WASHINGTON — Stephen Miller, one of the key architects of President Donald Trump’s hard-line immigration agenda, is the descendant of Jewish immigrants who arrived to a welcoming United States at the turn of the 20th century.

But in an essay posted online Monday, Dr. David S. Glosser, Miller’s uncle, argues that the family would have been turned away if the immigration policies currently backed by Trump and Miller were in place at the time.

“I have watched with dismay and increasing horror as my nephew, an educated man who is well aware of his heritage, has become the architect of immigration policies that repudiate the very foundation of our family’s life in this country,” Glosser wrote in the article, published Monday by Politico.

The article was a notable rebuke by a family member to Miller, who is one of the most fervent public defenders of Trump’s immigration policies — the ban on travelers to the United States from several Muslim countries, the separation of families crossing the border illegally and the drastic reduction in the number of refugees admitted to the United States.

In the article, Glosser related in detail the story of Wolf-Leib Glosser, who arrived on Ellis Island in 1903 from the village of Antopol in Eastern Europe, fleeing persecution and forced conscription.
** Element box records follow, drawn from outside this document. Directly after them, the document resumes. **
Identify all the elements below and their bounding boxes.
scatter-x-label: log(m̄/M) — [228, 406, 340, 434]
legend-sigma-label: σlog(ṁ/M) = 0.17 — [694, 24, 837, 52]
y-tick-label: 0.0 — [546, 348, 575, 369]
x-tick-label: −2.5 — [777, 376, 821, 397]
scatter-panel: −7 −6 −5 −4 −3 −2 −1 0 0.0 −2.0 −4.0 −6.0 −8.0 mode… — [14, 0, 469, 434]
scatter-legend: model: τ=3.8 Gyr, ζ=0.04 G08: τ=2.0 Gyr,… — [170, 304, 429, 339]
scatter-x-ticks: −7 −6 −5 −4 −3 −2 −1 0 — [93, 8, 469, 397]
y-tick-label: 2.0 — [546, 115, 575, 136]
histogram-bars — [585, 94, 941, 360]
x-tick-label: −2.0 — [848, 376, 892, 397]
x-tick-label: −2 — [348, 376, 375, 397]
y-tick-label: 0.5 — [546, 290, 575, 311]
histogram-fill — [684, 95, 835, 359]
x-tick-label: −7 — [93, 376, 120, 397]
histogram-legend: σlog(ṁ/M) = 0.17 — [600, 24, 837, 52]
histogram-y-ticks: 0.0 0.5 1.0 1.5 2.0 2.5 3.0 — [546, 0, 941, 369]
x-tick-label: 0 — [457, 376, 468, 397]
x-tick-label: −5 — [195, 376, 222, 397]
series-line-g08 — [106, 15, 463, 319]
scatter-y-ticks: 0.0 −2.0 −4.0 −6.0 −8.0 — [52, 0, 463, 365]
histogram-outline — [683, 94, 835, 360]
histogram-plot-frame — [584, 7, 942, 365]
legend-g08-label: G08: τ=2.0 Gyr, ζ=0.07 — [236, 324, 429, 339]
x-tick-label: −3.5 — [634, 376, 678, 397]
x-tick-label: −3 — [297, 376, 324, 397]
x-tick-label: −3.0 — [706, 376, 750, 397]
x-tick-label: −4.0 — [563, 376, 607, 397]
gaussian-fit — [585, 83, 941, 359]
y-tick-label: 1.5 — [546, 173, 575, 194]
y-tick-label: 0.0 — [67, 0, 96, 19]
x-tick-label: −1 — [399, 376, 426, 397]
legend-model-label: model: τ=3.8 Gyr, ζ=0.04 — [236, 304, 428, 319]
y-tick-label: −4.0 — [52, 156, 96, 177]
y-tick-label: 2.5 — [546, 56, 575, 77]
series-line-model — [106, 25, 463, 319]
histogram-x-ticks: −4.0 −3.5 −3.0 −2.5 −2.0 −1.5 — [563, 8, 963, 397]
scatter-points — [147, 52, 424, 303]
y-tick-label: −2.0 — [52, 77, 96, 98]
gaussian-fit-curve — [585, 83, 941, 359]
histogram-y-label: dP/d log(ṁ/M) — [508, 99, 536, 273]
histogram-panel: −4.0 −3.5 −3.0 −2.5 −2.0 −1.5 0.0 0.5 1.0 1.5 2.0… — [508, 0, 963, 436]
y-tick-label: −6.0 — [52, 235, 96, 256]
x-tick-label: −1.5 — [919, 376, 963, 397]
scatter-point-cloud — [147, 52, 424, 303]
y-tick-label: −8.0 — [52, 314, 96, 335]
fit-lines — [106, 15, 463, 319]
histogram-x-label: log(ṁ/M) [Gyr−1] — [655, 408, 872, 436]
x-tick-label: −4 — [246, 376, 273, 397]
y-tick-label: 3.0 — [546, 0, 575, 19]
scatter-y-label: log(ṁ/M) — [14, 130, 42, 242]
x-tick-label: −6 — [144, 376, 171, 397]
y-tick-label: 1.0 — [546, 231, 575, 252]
Wolf-Leib Glosser was Miller’s great-grandfather on his mother’s side, writes Glosser.

Had Trump’s immigration policies been in effect at the time, Miller’s uncle writes in the article, “I shudder at the thought of what would have become of the Glossers.”

Supporters of Trump’s immigration agenda insist that it makes no sense to compare the immigration system today with the one that existed at the turn of the 20th century. They argue that the level of education among immigrants is much lower now and that the type of workers seeking to come into the United States have less to offer the current U.S. economy.

Miller — who attended Santa Monica High School in Santa Monica, California, one of the country’s most liberal communities — has pushed for an end to the family-based immigration laws that went into effect in the mid-1960s, arguing that the United States should restrict entry to those who can contribute the most to the U.S. economy.

Those views have made Miller a valuable and powerful part of Trump’s White House as the administration has repeatedly pushed to overhaul the country’s immigration laws. But it has also made Miller the target of critics — including his relatives — who say he espouses meanspirited and even racist policies.

In the article, Glosser writes that he fears Miller has forgotten his heritage and the suffering that his ancestors faced.

“Acting for so long in the theater of right-wing politics,” he writes, “Stephen and Trump may have become numb to the resultant human tragedy and blind to the hypocrisy of their policy decisions.”